A faint communal memory suggested that Mr. Huggins had relatives living abroad, but none had shown up to bury him. Mr. Malvern, Dick Peacock, Henry Cook, and Grant Tavistock had volunteered to serve as Mr. Huggins’s pallbearers, but it had been left to the vicar to eulogize him because no one else could think of anything to say.
The vicar had done what he could with an awkward situation, basing his sermon on a pair of verses in which St. Paul exhorted his brethren “to aspire to live quietly, to mind your own affairs, and to work with your hands . . . so that you may command the respect of outsiders, and be dependent on nobody.”
Mr. Huggins hadn’t worked with his hands, exactly, and the villagers had bristled slightly at the suggestion that they might have been regarded as “outsiders” by a man who’d never made the least effort to become a part of the community, but they couldn’t deny that their late neighbor had lived quietly, minded his own affairs, and depended on nobody but himself. The general feeling seemed to be that, if self-reliance were a virtue, then Mr. Huggins had earned his place in Heaven.
What he had not earned was a place in our hearts. I doubted that anyone in the churchyard felt a deep and abiding sense of loss at his passing. They might have felt pity for a man whose family had, apparently, abandoned him. They might have regretted their failure to get to know him better. They might even have felt sorry for not feeling sorrier about his death. But no one was heartbroken.
I suspected that the vast majority of my neighbors had, like myself, come to Mr. Huggins’s funeral out of a sense of duty, and a sense of duty could hardly be counted on to inoculate them against a contagious bout of giggling. Even so, we all looked a bit shamefaced after our indecorous descent into comedy, and redoubled our efforts to appear somber. A neighbor had died, he had no one to mourn him, and we owed it to the honor of our village to see him off properly.
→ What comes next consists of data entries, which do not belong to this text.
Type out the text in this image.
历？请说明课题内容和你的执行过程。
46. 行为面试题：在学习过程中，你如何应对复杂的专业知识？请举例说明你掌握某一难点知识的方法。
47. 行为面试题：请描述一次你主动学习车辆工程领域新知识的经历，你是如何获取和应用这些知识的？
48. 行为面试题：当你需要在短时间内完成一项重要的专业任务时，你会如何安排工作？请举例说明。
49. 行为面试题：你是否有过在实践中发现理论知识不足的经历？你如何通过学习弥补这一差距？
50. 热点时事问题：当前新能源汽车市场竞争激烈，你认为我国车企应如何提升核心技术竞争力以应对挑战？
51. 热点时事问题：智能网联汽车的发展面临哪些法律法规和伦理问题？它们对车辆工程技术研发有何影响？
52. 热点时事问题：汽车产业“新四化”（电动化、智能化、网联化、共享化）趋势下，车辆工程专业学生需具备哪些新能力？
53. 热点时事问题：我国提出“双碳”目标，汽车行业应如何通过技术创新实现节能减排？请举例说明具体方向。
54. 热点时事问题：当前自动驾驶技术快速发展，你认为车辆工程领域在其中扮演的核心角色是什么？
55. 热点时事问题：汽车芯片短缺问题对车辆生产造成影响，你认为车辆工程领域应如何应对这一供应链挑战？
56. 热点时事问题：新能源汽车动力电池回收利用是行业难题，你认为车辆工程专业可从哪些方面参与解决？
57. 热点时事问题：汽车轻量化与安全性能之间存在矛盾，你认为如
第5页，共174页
The vicar was about to drop a morsel of mud on the coffin when he was distracted by a commotion in the lane. Heads that had been bowed rose alertly as a white Ford Focus splashed to a halt on the grassy verge beyond the lych-gate, and the vicar’s hand fell to his side as a tall figure leapt from the car, vaulted the churchyard’s low stone wall, and sprinted across the sodden grass, dodging nimbly between headstones and skidding to a halt mere inches from Mr. Huggins’s open grave.
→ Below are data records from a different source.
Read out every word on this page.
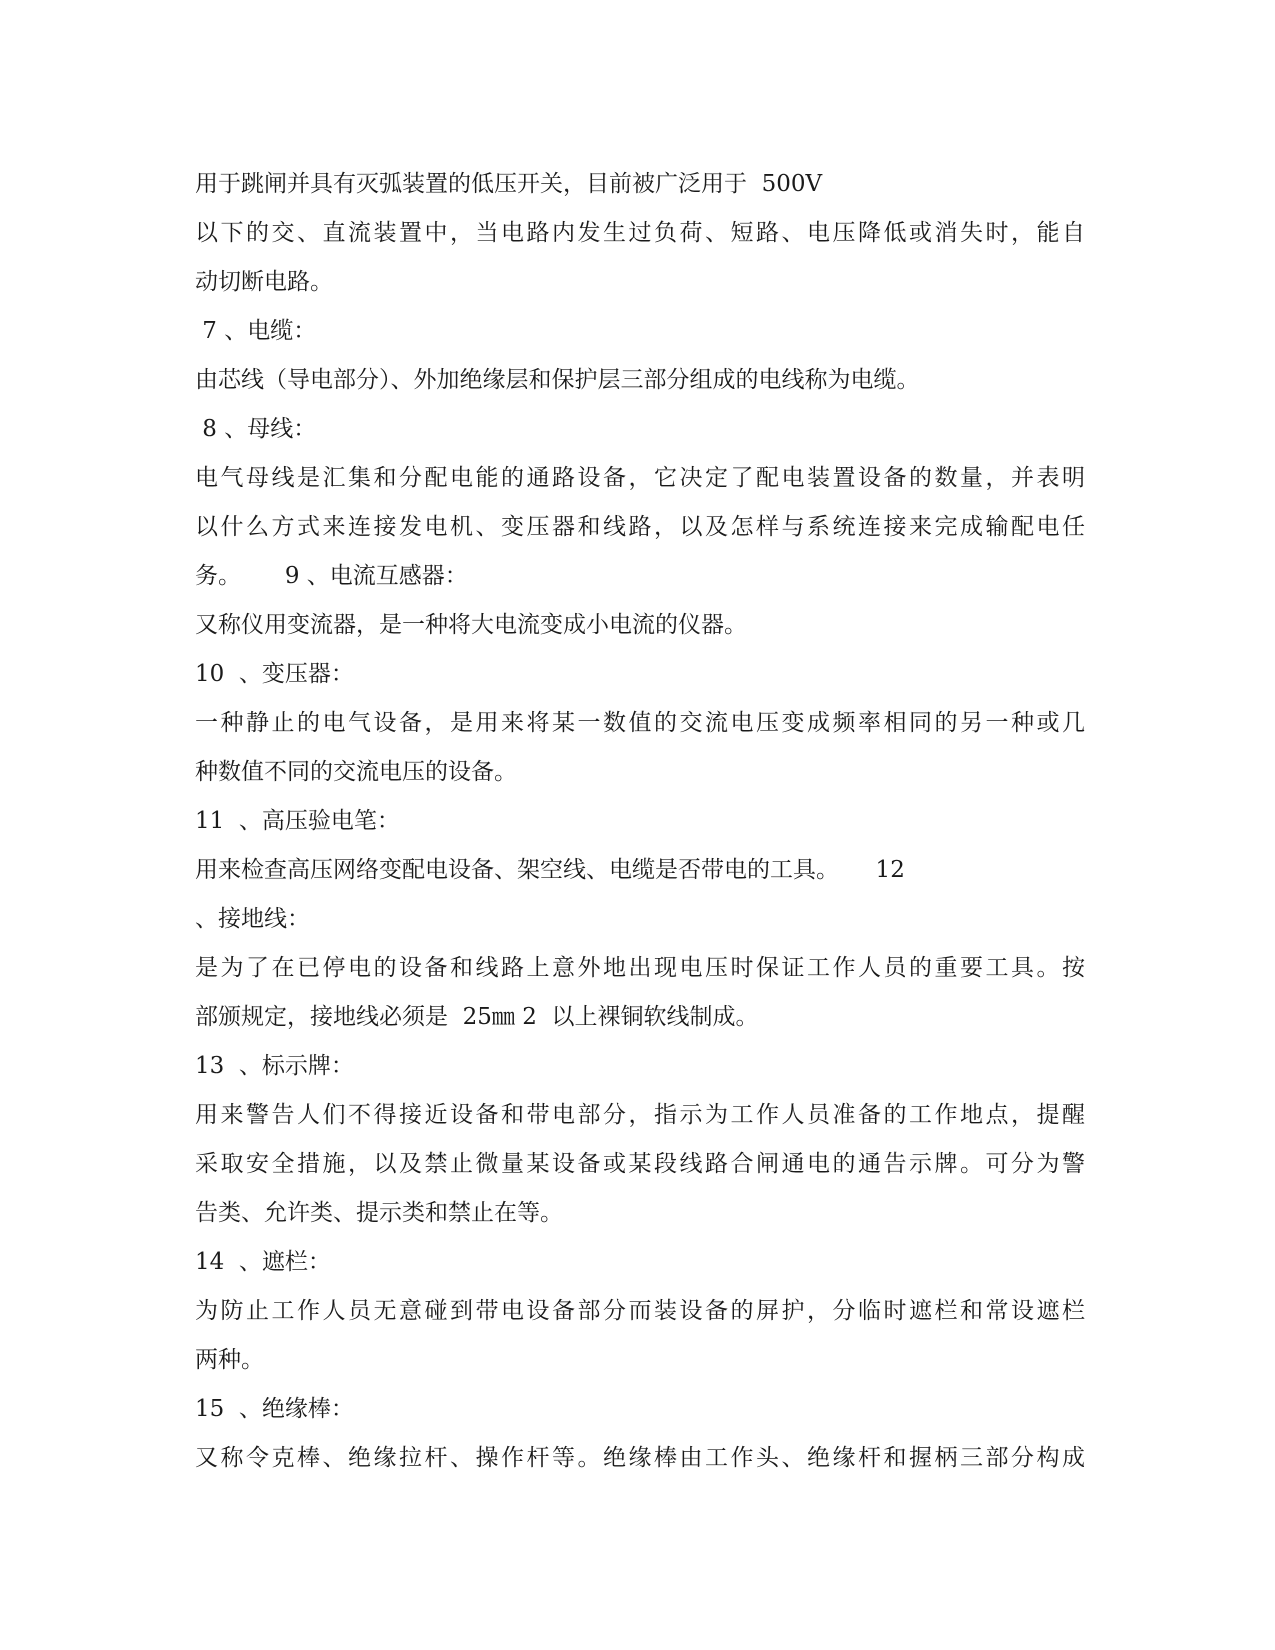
用于跳闸并具有灭弧装置的低压开关，目前被广泛用于  500V
以下的交、直流装置中，当电路内发生过负荷、短路、电压降低或消失时，能自
动切断电路。
7 、电缆：
由芯线（导电部分）、外加绝缘层和保护层三部分组成的电线称为电缆。
8 、母线：
电气母线是汇集和分配电能的通路设备，它决定了配电装置设备的数量，并表明
以什么方式来连接发电机、变压器和线路，以及怎样与系统连接来完成输配电任
务。      9 、电流互感器：
又称仪用变流器，是一种将大电流变成小电流的仪器。
10  、变压器：
一种静止的电气设备，是用来将某一数值的交流电压变成频率相同的另一种或几
种数值不同的交流电压的设备。
11  、高压验电笔：
用来检查高压网络变配电设备、架空线、电缆是否带电的工具。     12
、接地线：
是为了在已停电的设备和线路上意外地出现电压时保证工作人员的重要工具。按
部颁规定，接地线必须是  25㎜ 2  以上裸铜软线制成。
13  、标示牌：
用来警告人们不得接近设备和带电部分，指示为工作人员准备的工作地点，提醒
采取安全措施，以及禁止微量某设备或某段线路合闸通电的通告示牌。可分为警
告类、允许类、提示类和禁止在等。
14  、遮栏：
为防止工作人员无意碰到带电设备部分而装设备的屏护，分临时遮栏和常设遮栏
两种。
15  、绝缘棒：
又称令克棒、绝缘拉杆、操作杆等。绝缘棒由工作头、绝缘杆和握柄三部分构成
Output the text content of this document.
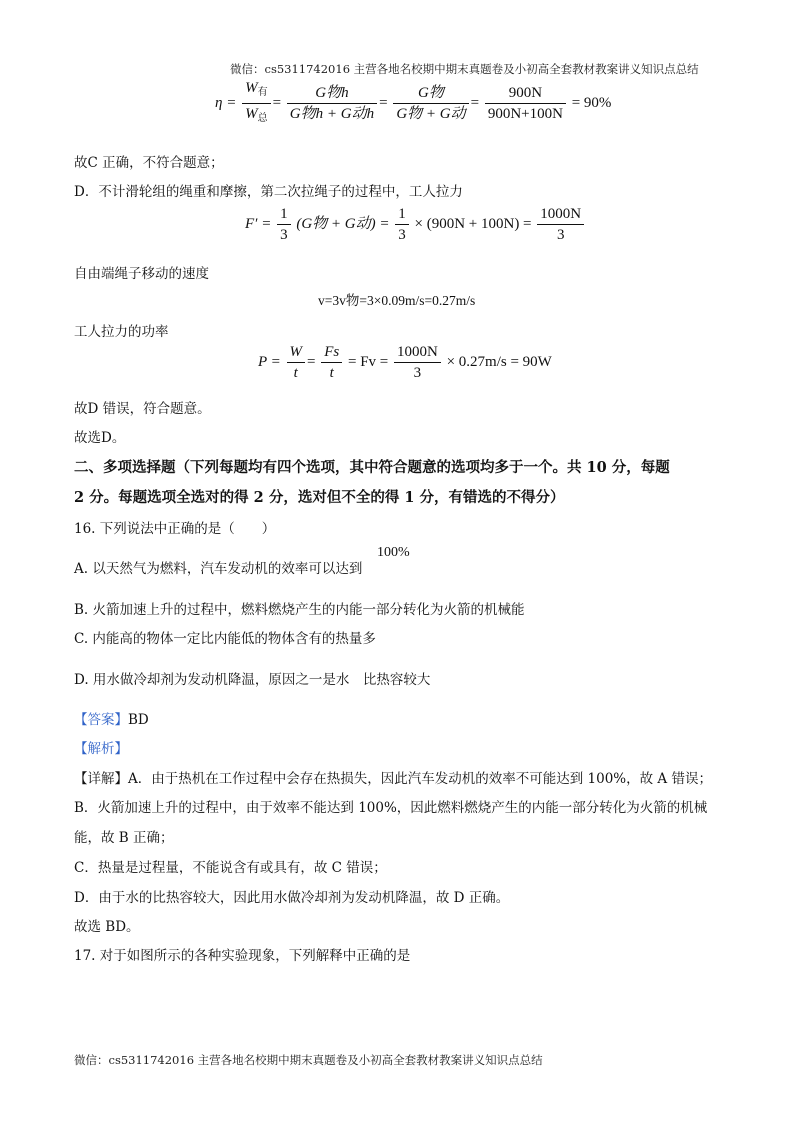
微信：cs5311742016 主营各地名校期中期末真题卷及小初高全套教材教案讲义知识点总结
$\eta = \frac{W_有}{W_总} = \frac{\text{G物h}}{\text{G物h + G动h}} = \frac{\text{G物}}{\text{G物 + G动}} = \frac{900N}{900N+100N} = 90\%$
故C 正确，不符合题意；
D．不计滑轮组的绳重和摩擦，第二次拉绳子的过程中，工人拉力
$F' = \frac{1}{3} (G$物 + G动) = $\frac{1}{3} \times (900N + 100N) = \frac{1000N}{3}$
自由端绳子移动的速度
v=3v物=3×0.09m/s=0.27m/s
工人拉力的功率
$P = \frac{W}{t} = \frac{Fs}{t} = Fv = \frac{1000N}{3} \times 0.27m/s = 90W$
故D 错误，符合题意。
故选D。
二、多项选择题（下列每题均有四个选项，其中符合题意的选项均多于一个。共 10 分，每题
2 分。每题选项全选对的得 2 分，选对但不全的得 1 分，有错选的不得分）
16. 下列说法中正确的是（　　）
A. 以天然气为燃料，汽车发动机的效率可以达到
100%
B. 火箭加速上升的过程中，燃料燃烧产生的内能一部分转化为火箭的机械能
C. 内能高的物体一定比内能低的物体含有的热量多
D. 用水做冷却剂为发动机降温，原因之一是水　比热容较大
【答案】BD
【解析】
【详解】A．由于热机在工作过程中会存在热损失，因此汽车发动机的效率不可能达到 100%，故 A 错误；
B．火箭加速上升的过程中，由于效率不能达到 100%，因此燃料燃烧产生的内能一部分转化为火箭的机械
能，故 B 正确；
C．热量是过程量，不能说含有或具有，故 C 错误；
D．由于水的比热容较大，因此用水做冷却剂为发动机降温，故 D 正确。
故选 BD。
17. 对于如图所示的各种实验现象，下列解释中正确的是
微信：cs5311742016 主营各地名校期中期末真题卷及小初高全套教材教案讲义知识点总结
The newcomer was a young man—in his midtwenties, perhaps. He was dressed in a dark-brown rain jacket, khaki cargo shorts, and a pair of rugged hiking sandals, and though his clothes were slightly shabby, he was much more than slightly good-looking. His blond hair was like tousled corn silk, his eyes were as blue as a summer sky, and his deeply tanned face made his teeth seem almost too white. Even his toes, which were rapidly turning pink in the cold air, were handsome. As he paused to catch his breath I could sense hearts fluttering among the faithful, but though many mouths had fallen open, words seemed to be in short supply.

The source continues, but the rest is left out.